Too often, clergy take on too much. We personally assume the weight of our church’s success or failure despite having members who may or may not be invested in the ministries and vision; take on the weight of our congregants’ daily issues of birth, death, child rearing, and marriage; maintain secular job(s) because our church’s compensation package is oft inadequate to support our livelihood; be visible in the community as a voice for social justice and action; and be an active member of our own family as spouse, parent, child, and sibling.
More than occasionally, the threat becomes real that we are unable to continue the endless juggling act that all these things require. It is at those times when the first few words of Kurt Carr’s popular song with the same title ring true, “I almost let go, I felt like I couldn’t take life anymore.” Many worshippers concentrate on the next verse, “But God held me close so I wouldn’t let go.” Circumstances can drive us to want to let go. If we are not careful, we will let go. In order to avoid that happening, we must engage in self-care.
When I was in elementary school, the local fire department visited our school and shared the life-saving technique of “stop, drop, and roll.” If we ever found ourselves on fire, we were to “stop” what we were doing, “drop” to the floor, and “roll” over and over to extinguish the flames.

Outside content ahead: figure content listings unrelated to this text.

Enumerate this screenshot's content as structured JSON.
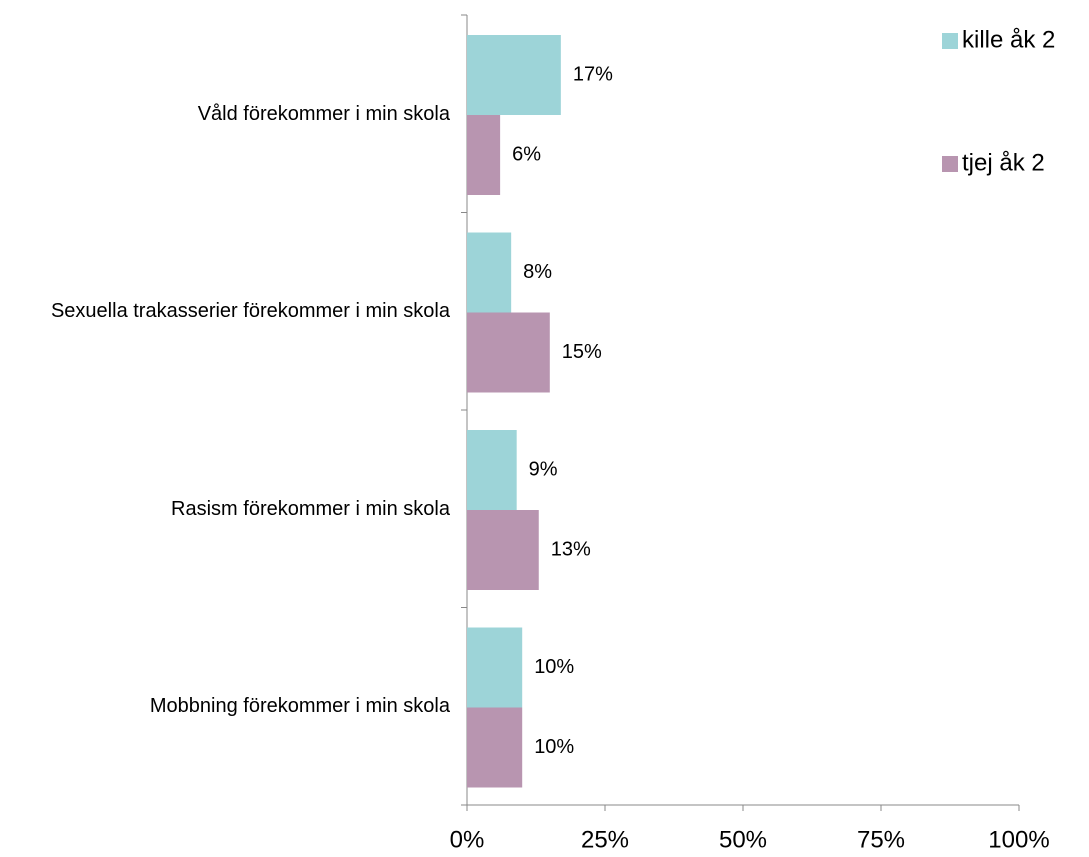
{
  "chart_data": {
    "type": "bar",
    "orientation": "horizontal",
    "categories": [
      "Våld förekommer i min skola",
      "Sexuella trakasserier förekommer i min skola",
      "Rasism förekommer i min skola",
      "Mobbning förekommer i min skola"
    ],
    "series": [
      {
        "name": "kille åk 2",
        "color": "#9dd4d8",
        "values": [
          17,
          8,
          9,
          10
        ],
        "value_labels": [
          "17%",
          "8%",
          "9%",
          "10%"
        ]
      },
      {
        "name": "tjej åk 2",
        "color": "#b895b0",
        "values": [
          6,
          15,
          13,
          10
        ],
        "value_labels": [
          "6%",
          "15%",
          "13%",
          "10%"
        ]
      }
    ],
    "xlim": [
      0,
      100
    ],
    "xticks": [
      {
        "value": 0,
        "label": "0%"
      },
      {
        "value": 25,
        "label": "25%"
      },
      {
        "value": 50,
        "label": "50%"
      },
      {
        "value": 75,
        "label": "75%"
      },
      {
        "value": 100,
        "label": "100%"
      }
    ],
    "legend": "top-right",
    "grid": false
  }
}
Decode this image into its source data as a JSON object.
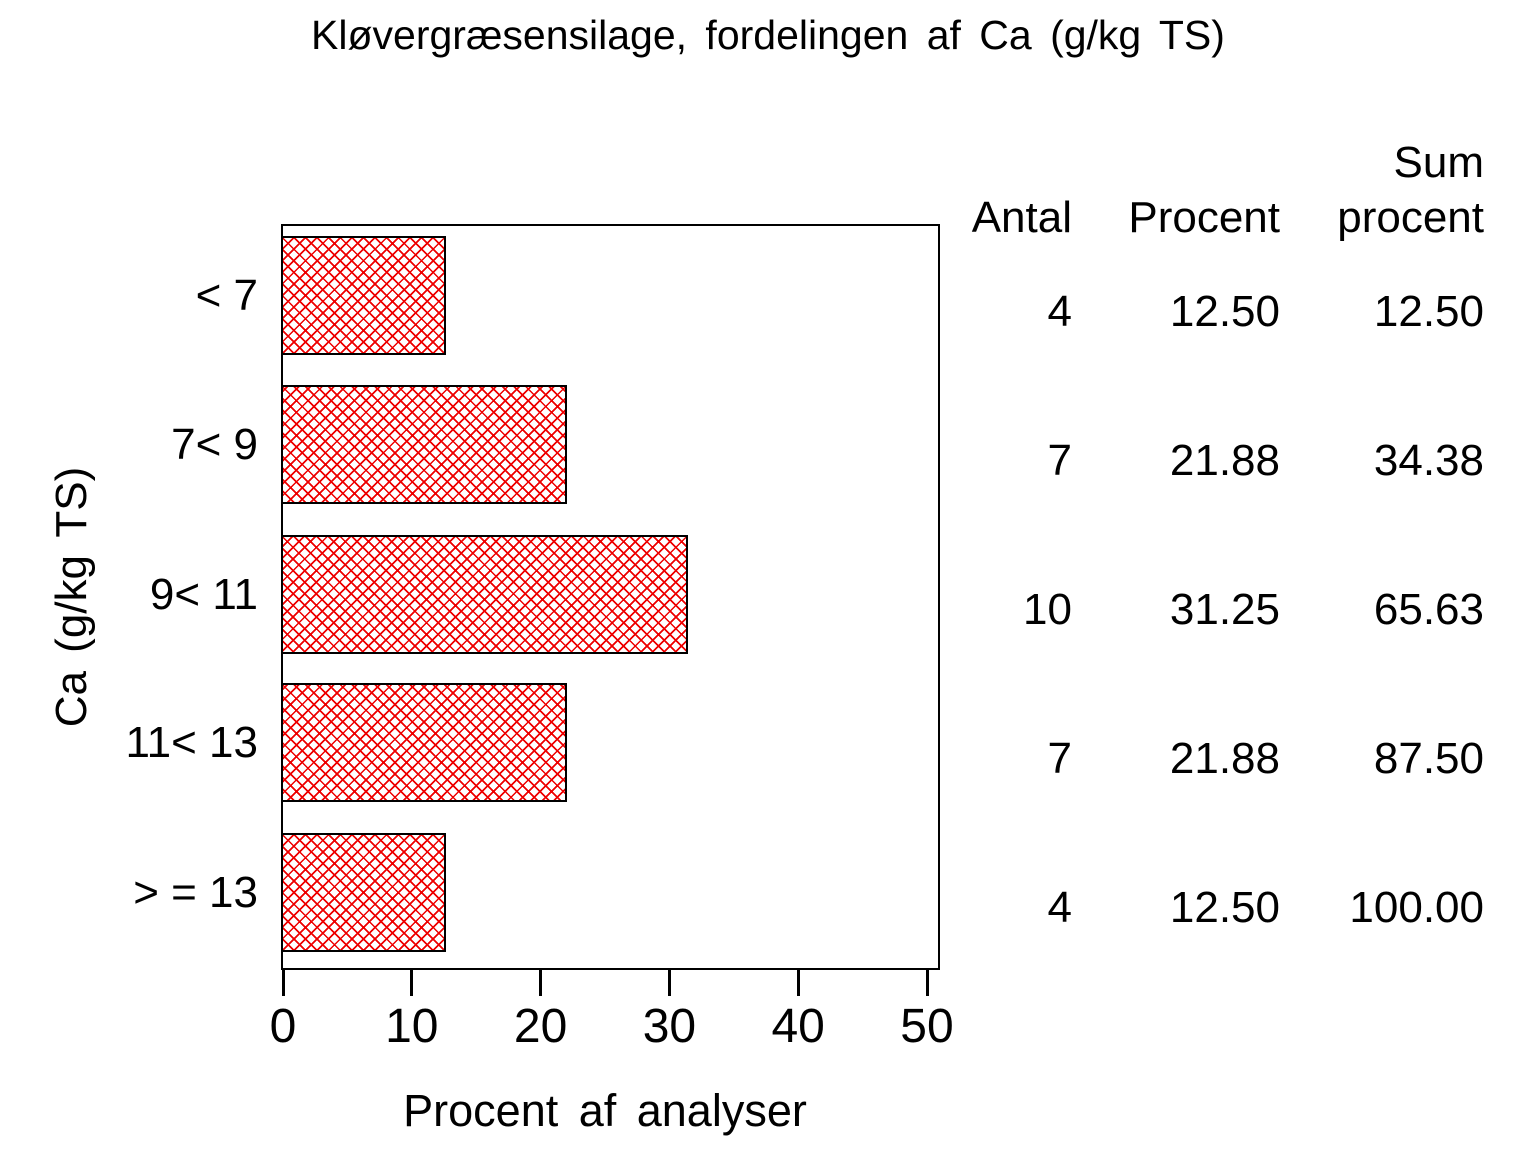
{
  "title": "Kløvergræsensilage, fordelingen af Ca (g/kg TS)",
  "chart_data": {
    "type": "bar",
    "orientation": "horizontal",
    "title": "Kløvergræsensilage, fordelingen af Ca (g/kg TS)",
    "categories": [
      "< 7",
      "7< 9",
      "9< 11",
      "11< 13",
      "> = 13"
    ],
    "values": [
      12.5,
      21.88,
      31.25,
      21.88,
      12.5
    ],
    "counts": [
      4,
      7,
      10,
      7,
      4
    ],
    "cum_percent": [
      12.5,
      34.38,
      65.63,
      87.5,
      100.0
    ],
    "xlabel": "Procent af analyser",
    "ylabel": "Ca (g/kg TS)",
    "xlim": [
      0,
      50
    ],
    "x_ticks": [
      0,
      10,
      20,
      30,
      40,
      50
    ],
    "x_tick_labels": [
      "0",
      "10",
      "20",
      "30",
      "40",
      "50"
    ],
    "grid": false,
    "legend": "none",
    "bar_style": "red diagonal crosshatch on white, black outline",
    "bar_color": "#ee0000",
    "frame_color": "#000000"
  },
  "table": {
    "headers": {
      "antal": "Antal",
      "procent": "Procent",
      "sum_line1": "Sum",
      "sum_line2": "procent"
    },
    "rows": [
      {
        "antal": "4",
        "procent": "12.50",
        "sum": "12.50"
      },
      {
        "antal": "7",
        "procent": "21.88",
        "sum": "34.38"
      },
      {
        "antal": "10",
        "procent": "31.25",
        "sum": "65.63"
      },
      {
        "antal": "7",
        "procent": "21.88",
        "sum": "87.50"
      },
      {
        "antal": "4",
        "procent": "12.50",
        "sum": "100.00"
      }
    ]
  }
}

In order to “save ourselves” from burnout, it can be helpful to follow the same suggestions of “stop, drop, and roll.” It’s ok to “stop” doing so much in the name of ministry. Learn and embrace the concept of Sabbath rest. It is important to find the balance between work (read: ministry and secular responsibilities) and rest (read: play). The biblical witness is full of examples of how we should be intentional about taking time to rest. That may manifest as a dedicated off day per week or some time each time. Remember to make time for relationships, sleep, exercise, relaxation, and fun.
After we “stop,” it becomes important to “drop” some of the many things that drain our time, energy, and strength. Begin to utilize the word “no.” God is not glorified by the many committees you are on, meetings you attend, worship services and revivals we preach or attend, or the other “stuff” we do. It is not the quantity of things in which we are involved but the quality of the ministry we offer on behalf of God. Drop some things that are not receiving our full attention or effort! It is interesting that so many people fail to begin living until they learn that they are dying. To be sure, however, the moment we are born, we begin to die. Therefore, it is imperative that we live each day as if it may be our last and that means being the best we can be—not the busiest!
Finally, after we “stop” and “drop,” we can “roll” into being better-adjusted persons for ministry and life. We can “roll” over the new leaf of self-care by resting and only being involved in those things we are truly called to do and can do timely. We “roll” into being available anew for the Divine to restore, replenish, and redirect us. Instead of burning out, we become refreshed and open for new opportunities for doing ministry and can actually possess the capacity, passion, and energy to pursue them. So, when approaching the cliff and considering jumping over, remember to stop, drop, and roll.